Solar Storms Strip Air From Mars

The air on Mars — what there is of it — is leaking away, about half a pound a second sputtering into space, scientists announced on Thursday.

The planet’s early atmosphere is thought to have been as thick as or thicker than Earth’s today, and even over the 4.5-billion-year history of the solar system, that slow leak would not explain how it atrophied to its current wisps.

But new readings from NASA’s Mars Atmosphere and Volatile Evolution mission — Maven, for short — show that when Mars is hit by a solar storm, the ferocious bombardment of particles from the sun strips away the upper atmosphere much more quickly.

That could help explain the disappearance of the atmosphere. The sun during its youth was more unsettled, with many more solar storm eruptions, and it shone brighter in the ultraviolet wavelengths that also help knock atoms out of Mars’ atmosphere.

“What this tells us is loss through space has been an important process,” said Bruce M. Jakosky, a scientist at the Laboratory for Atmospheric and Space Physics at the University of Colorado and the principal investigator for the Maven mission.

An artist's rendering of a solar storm approaching Mars. NASA Goddard Space Flight Center 

The answer to what happened to the Martian air is key to understanding how Mars might have once been a warm, habitable planet with lakes and maybe an oceancovering the northern hemisphere. When the air disappeared, liquid water largely disappeared, too.

Dr. Jakosky and other scientists reported their findings from Maven in four scientific papers published on Thursday in the journal Science.
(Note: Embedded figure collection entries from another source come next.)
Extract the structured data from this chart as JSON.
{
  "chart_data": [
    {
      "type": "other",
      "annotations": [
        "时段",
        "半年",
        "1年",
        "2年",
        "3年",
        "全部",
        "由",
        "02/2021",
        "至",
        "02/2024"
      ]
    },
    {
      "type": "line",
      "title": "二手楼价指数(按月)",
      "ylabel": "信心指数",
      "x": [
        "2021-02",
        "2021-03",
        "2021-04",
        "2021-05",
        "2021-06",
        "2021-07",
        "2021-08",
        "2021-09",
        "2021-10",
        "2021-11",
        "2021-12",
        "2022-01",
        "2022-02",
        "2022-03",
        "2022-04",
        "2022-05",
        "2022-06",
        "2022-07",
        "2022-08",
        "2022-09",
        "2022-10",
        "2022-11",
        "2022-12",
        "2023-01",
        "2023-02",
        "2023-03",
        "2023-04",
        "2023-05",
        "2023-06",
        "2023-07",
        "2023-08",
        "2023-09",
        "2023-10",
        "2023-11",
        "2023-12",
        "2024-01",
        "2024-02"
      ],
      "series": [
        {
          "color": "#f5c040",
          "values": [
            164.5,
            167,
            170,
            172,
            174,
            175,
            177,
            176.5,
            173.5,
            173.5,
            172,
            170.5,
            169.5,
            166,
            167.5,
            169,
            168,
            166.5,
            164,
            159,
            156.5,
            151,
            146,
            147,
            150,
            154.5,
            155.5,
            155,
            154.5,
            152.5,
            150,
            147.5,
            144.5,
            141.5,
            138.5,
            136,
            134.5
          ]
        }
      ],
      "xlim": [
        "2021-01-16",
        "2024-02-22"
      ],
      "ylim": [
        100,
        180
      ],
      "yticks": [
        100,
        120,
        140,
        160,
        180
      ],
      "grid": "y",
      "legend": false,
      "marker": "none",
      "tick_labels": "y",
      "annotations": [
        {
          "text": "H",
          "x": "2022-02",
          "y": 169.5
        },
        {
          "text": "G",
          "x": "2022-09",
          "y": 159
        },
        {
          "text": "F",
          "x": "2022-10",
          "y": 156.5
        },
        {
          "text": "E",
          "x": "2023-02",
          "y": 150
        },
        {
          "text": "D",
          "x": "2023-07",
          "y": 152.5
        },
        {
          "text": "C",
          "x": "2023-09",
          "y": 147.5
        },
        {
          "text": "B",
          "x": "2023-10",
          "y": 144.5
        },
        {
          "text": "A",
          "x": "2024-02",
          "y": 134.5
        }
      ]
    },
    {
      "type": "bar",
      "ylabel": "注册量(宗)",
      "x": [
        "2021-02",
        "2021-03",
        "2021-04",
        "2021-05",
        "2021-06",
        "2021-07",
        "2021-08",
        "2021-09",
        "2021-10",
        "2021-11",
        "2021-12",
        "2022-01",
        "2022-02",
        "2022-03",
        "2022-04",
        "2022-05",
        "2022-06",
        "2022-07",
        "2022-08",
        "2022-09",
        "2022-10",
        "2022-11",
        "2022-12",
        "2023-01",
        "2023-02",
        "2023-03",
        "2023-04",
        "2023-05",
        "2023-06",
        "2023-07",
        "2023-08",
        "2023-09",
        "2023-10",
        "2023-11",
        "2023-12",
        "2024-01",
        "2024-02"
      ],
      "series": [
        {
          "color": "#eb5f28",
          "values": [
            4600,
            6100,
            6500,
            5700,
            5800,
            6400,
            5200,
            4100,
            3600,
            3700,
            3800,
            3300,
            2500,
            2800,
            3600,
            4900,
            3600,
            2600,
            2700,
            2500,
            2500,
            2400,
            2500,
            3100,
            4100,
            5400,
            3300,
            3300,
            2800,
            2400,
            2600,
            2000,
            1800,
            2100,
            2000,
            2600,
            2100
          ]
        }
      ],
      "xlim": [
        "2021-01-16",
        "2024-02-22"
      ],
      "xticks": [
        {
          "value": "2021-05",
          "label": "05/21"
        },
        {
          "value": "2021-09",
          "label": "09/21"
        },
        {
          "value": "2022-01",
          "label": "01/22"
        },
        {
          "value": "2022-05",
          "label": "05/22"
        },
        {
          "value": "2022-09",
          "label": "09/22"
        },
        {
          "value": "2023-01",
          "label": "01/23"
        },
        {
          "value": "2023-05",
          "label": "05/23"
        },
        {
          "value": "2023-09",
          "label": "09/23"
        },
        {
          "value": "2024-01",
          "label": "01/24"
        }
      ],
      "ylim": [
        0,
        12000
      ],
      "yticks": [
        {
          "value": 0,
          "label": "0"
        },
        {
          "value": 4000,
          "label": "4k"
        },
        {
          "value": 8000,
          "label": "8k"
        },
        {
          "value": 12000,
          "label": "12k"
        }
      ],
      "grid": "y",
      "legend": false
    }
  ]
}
More than 40 additional papers by the Maven team appear in the journal Geophysical Research Letters.

“We’ve been trying to piece together its upper atmospheric physics from a bunch of incomplete views from other spacecraft,” said Michael W. Liemohn, a professor of atmospheric, oceanic and space sciences at the University of Michigan who is not directly involved with Maven. “These are great stories that they’ve put together from the initial data sets.”

The Maven spacecraft, which entered orbit around Mars in September last year, carries a suite of instruments to analyze the solar wind and its effects on the atmosphere.

Unlike Earth, Mars, left, does not have a global magnetic field to deflect the solar wind. NASA Goddard Space Flight Center 

The air disappears in mainly two ways. Sometimes an electron is knocked off an atom in the upper atmosphere, and then the charged atom is accelerated away by the electric and magnetic fields of the solar wind. Particles of air can also be knocked into space through collisions with incoming solar wind particles, like billiard balls.

Dr. Jakosky said the two phenomena are roughly equal in importance. The current papers focus on the effect on the charged atoms, usually escaping at a rate of about 100 grams, or almost a quarter of a pound, per second. During a solar storm on March 8, the rate of charged atoms flying into space was 10 to 20 times as high, as much as five pounds a second. That gave the team the first good measurements of what happens when a solar storm hits Mars. “This is hopefully going to help us fill in many pieces of that puzzle,” Dr. Jakosky said.

Jasper Halekas, a professor of physics and astronomy at the University of Iowa and a member of the Maven team, said the energy hitting the Martian atmosphere during the storm was equivalent to a million tons of TNT an hour. “That’s one large nuclear weapon per hour, if you like,” he said.

Such solar storms are not everyday events, but they are also not rare, happening perhaps a few times a year, Dr. Halekas said. He gave an analogy of a geologist studying beach erosion, wondering whether more sand is washed away by the steady, daily effects of waves and tides or by one or two big tsunami.

The solar storm, Dr. Halekas said, “is the equivalent of the tsunami at Mars.”

Maven’s instruments also captured, to the surprise of the scientists, occasional ultraviolet auroras glowing in the Martian atmosphere — one episode lasting several days last December and then three briefer episodes in February and March.

On Earth, the planet’s magnetic field channels the solar wind toward the poles, and the nighttime light shows are seen mostly at the higher latitudes and rarely near the Equator.

Mars does not possess a global magnetic field, and scientists thought Maven might observe auroras near some ancient magnetic fields that persist in hardened lava flows. “That’s what we expected, naïvely, on Mars,” said Nick Schneider, a planetary scientist at the University of Colorado who is also on the Maven team.

Instead, during a few periods of intense solar wind, Maven spotted diffuse auroras over much of Mars. “What we in hindsight were pretty foolish about was, what Earth’s magnetic field really does is prevent auroras from happening everywhere on Earth,” Dr. Schneider said. “Mars, without a global magnetic field, should have auroras everywhere, certainly when solar conditions are right. We sort of did this dope slap, saying, ‘Well, of course, what’s going to prevent those particles from the sun from slamming into Mars’ atmosphere anywhere and maybe everywhere?’”

Another set of observations measured dust in the Martian upper atmosphere, so high and so evenly distributed that the scientists concluded the grains came from interplanetary space and not the surface or Mars’ moons.